As organizers, we volunteered our time to gather colleagues to build friendships and learn from each other. None of us are security experts. Balanced Team is a self-organized bunch without a legal team or much of a budget. We are like most meetups and professional communities. Hosting an event takes a lot of work. We focused on curating a good program and covering the necessities for a fun gathering of people. Making sure everyone felt safe was a part of that.
I have training in managing sexual harassment incidents as well as victim assistance. Something I’ve learned is that a healthy community requires a safe way for people who don’t feel safe to reach out to people who can help. If there is no readily available way to share concerns or get help, victims rarely report incidents. The likelihood of a victim to make a report is also impacted by the victim’s assessment of what may happen if they do make the report.

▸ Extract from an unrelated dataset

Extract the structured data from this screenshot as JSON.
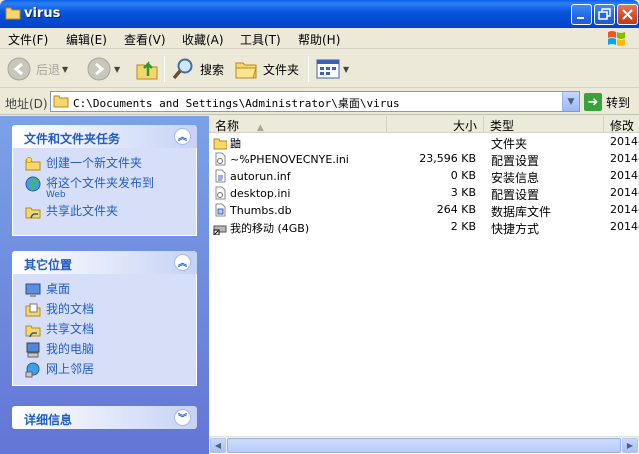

An attendee takes a risk trusting people with professional clout when reporting an issue with an attendee, speaker, or staff . If a person has already been put in a position of vulnerability, they need some commitment from those organizers that they will treat the reporter with respect and put safety first. Otherwise, that risk may be too great to report a threat before until it escalates into an assault or something requiring legal action.
As organizers, we set the standards for our communities. We signal the culture we intend to collectively cultivate, the behavior we value, and that which we discourage. A code of conduct is a tool for the group to consider these things in a way that hasn’t been commonplace in the tech industry’s past. Even when a CoC gets copied and pasted, someone has thought about these things more than was historically common. We are encouraging good behavior.
A code of conduct is a signal to everyone that the standard of behavior at an event is mutual respect and inclusivity. We know there is a problem with active discouragement, dismissal, and harassment in our workplaces. How could we possibly believe those same people do not bring those behaviors with them to events?
At our event, we didn’t have a rigid process set for handling reports but we did have a point person, security and police information and established communication streams within the team. We had an agreement among the organizers that if something was reported, we would address it. We communicated that we wanted attendees to tell us about anything that made them uncomfortable and err on the side of safety. We communicated to everyone that the culture we were cultivating was inclusive and supportive. Other behavior was not welcome.
We did have an incident, of a type we weren’t expecting. Someone actively discouraged one of our speakers shortly before their time slot. It wasn’t illegal behavior, it wasn’t sexual harassment. It was unmistakably malicious and violated the code of conduct. Our CoC gave us a thing to point to that told people, in advance, what would not be tolerated and what response they could expect from us. We could confidently confront the individual and administer a warning. We had a mechanism for actively discouraging someone being shitty to another person at our event.
Our code of conduct helped us as organizers. We used this increasingly common practice to prepare and then act to keep our event a positive, productive gathering. Without it, we would have felt terrible for that presenter’s experience but likely would have done nothing. We would have missed an opportunity to call someone out on the type of crap that makes good people leave our community. Our speaker would not have been supported. Instead, we proactively stopped intimidation and we had our speaker’s back.
That’s why I’m not going to attend a conference or speak at one that doesn’t have a code of conduct.